Parashat Hashavua: The Chazon of Shabbat Chazon

Harav Yosef Carmel

The Shabbat before Tisha B’Av is known as Shabbat Chazon because its haftara begins: “Chazon (the vision of) Yeshayahu ben Amotz.” At such a serious time, it behooves us to soul search about the moral causes of the destruction of the Beit Hamikdash and our own standing in these matters.

Chazal summarized three destructions of Temples – Shilo and the two Batei Hamikdash – as follows. “Rav Yochanan ben Torata said: Why was Shilo destroyed? Because of the disgrace of kodashim (sacrifices) within it. The first Beit Hamikdash was destroyed because of idolatry, adultery, and murder. However, regarding the final one, we know that they toiled in Torah and were careful about tithes; why were they exiled? Because they loved money and hated their fellow man. This teaches you that Hashem despises hatred for one’s fellow to a degree that is equivalent to idolatry, adultery, and murder” (Tosefta, Menachot 13:22).

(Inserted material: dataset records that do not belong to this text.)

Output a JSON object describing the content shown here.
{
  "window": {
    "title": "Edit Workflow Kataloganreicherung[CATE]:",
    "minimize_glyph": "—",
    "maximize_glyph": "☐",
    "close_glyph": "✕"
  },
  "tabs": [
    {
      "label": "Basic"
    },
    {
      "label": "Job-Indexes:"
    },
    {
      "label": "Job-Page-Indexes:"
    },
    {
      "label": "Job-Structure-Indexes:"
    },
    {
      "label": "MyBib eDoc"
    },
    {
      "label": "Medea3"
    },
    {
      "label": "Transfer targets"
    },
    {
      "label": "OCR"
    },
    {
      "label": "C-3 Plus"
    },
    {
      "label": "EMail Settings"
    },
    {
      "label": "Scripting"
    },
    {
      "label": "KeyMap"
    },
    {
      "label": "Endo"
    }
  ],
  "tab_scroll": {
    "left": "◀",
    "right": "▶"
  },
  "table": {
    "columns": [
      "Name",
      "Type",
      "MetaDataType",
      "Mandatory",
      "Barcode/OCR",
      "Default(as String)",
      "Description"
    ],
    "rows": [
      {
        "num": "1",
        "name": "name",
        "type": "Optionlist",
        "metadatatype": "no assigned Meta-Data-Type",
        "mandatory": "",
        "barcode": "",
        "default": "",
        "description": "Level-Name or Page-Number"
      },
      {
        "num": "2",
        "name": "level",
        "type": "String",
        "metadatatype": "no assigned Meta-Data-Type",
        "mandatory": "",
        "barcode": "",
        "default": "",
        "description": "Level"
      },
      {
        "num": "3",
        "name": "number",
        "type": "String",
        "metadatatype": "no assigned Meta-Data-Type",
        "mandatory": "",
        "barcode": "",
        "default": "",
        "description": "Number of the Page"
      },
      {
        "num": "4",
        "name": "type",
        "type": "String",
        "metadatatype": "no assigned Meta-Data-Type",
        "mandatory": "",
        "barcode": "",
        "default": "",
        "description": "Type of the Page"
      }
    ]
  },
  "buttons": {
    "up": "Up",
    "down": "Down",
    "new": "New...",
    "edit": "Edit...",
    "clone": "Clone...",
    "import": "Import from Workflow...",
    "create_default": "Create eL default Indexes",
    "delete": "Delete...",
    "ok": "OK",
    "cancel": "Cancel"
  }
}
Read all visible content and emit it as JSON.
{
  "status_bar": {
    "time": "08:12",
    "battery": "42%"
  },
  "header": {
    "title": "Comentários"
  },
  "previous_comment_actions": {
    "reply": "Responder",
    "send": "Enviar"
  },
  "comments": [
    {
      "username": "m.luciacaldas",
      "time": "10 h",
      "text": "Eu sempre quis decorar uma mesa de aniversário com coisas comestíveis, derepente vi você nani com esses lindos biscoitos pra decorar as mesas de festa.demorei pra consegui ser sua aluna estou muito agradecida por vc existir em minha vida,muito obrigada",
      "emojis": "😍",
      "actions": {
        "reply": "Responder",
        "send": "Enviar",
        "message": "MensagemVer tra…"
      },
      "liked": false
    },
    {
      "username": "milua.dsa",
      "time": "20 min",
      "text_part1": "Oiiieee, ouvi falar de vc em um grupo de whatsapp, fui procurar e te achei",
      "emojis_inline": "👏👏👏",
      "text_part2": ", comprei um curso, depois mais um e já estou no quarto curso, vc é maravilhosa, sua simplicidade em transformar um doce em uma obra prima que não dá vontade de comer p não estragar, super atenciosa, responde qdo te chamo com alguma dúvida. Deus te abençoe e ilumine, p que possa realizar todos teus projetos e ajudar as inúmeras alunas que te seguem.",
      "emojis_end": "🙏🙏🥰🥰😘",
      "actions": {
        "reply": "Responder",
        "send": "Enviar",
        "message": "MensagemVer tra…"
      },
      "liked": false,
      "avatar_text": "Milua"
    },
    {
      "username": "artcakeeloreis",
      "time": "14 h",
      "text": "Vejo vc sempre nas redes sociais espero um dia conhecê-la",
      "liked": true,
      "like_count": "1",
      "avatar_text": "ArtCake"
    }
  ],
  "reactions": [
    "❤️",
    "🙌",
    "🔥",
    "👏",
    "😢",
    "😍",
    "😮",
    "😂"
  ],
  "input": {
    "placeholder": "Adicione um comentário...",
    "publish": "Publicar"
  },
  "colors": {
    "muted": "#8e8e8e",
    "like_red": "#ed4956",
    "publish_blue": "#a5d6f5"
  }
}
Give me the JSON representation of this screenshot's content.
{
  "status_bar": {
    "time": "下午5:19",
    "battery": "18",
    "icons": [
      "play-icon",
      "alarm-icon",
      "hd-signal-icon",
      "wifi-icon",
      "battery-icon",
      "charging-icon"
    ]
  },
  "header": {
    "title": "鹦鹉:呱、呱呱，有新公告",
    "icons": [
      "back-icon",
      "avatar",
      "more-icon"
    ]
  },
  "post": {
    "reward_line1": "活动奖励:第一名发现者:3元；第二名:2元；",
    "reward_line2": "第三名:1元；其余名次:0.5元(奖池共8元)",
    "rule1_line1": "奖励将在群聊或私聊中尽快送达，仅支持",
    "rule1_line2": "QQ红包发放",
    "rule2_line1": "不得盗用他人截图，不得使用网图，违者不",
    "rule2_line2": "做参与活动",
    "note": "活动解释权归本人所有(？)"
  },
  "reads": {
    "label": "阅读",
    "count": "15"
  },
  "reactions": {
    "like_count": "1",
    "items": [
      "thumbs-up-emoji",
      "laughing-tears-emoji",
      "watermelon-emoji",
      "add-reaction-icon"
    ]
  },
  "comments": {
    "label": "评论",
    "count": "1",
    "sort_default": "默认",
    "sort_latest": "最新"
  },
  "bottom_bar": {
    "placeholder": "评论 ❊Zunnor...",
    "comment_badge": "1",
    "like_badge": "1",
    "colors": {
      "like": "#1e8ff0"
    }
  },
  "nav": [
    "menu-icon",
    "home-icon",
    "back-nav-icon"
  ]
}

Before learning from the statements, let us reveal the identity of Rav Yochanan ben Torata. The Pesikta (Rabbati 14) tells of a Jew who had a cow for plowing, which he had to sell to a non-Jew due to poverty. The non-Jew tried to work the cow on Shabbat, but the cow refused to budge. The buyer decided the cow was flawed and wanted to nullify the sale. The seller realized that the cow was unaccustomed to working on Shabbat and offered to get it to work. He spoke to the cow, saying: “While you were used to not having to work on Shabbat, since, due to my sins, I had to sell you and you are now owned by a non-Jew, I ask of you to get up and plow.” The cow did just that. When the buyer saw this, he promptly decided to convert, and he became known as Yochanan ben Torata (Aramaic for “son of the cow”), and he became a respected scholar.

The destruction of Shilo was prompted by the actions of the sons of Eili, who disgraced the institution of sacrifices by turning the Mishkan into a lucrative business for the marketing of various meat products. There is no greater disgrace to korbanot than to turn them into a business. Rav Yochanan’s explanation of the destruction of the first Beit Hamikdash is the standard one.

The explanation that the second Beit Hamikdash was destroyed due to baseless hatred is also well-known, but Rav Yochanan ben Torata adds that they were occupied in Torah and were careful about ma’asrot, yet they loved money and hated their counterparts, which was as despicable as cardinal sins. Their carefulness about important elements of the Torah did not prevent them from loving money and the related sins of lack of honesty when money is involved or from hating those who were different from them. [Ed. Note- the language implies that they hated those who were similar to them as well, as was the case with Rabbi Akiva’s students.]

Let us ask ourselves if we have sufficiently opened our hearts and doorways to converts and if we have been concerned about Shabbat not just for ourselves but for the betterment of others in society as well. Let us ask whether we have been careful to increase love between all elements of society in Israel, even those who are not in our niche. We will leave these questions open for contemplation in our lives (not those of others) on this Shabbat that leads into the week of Tisha B’Av.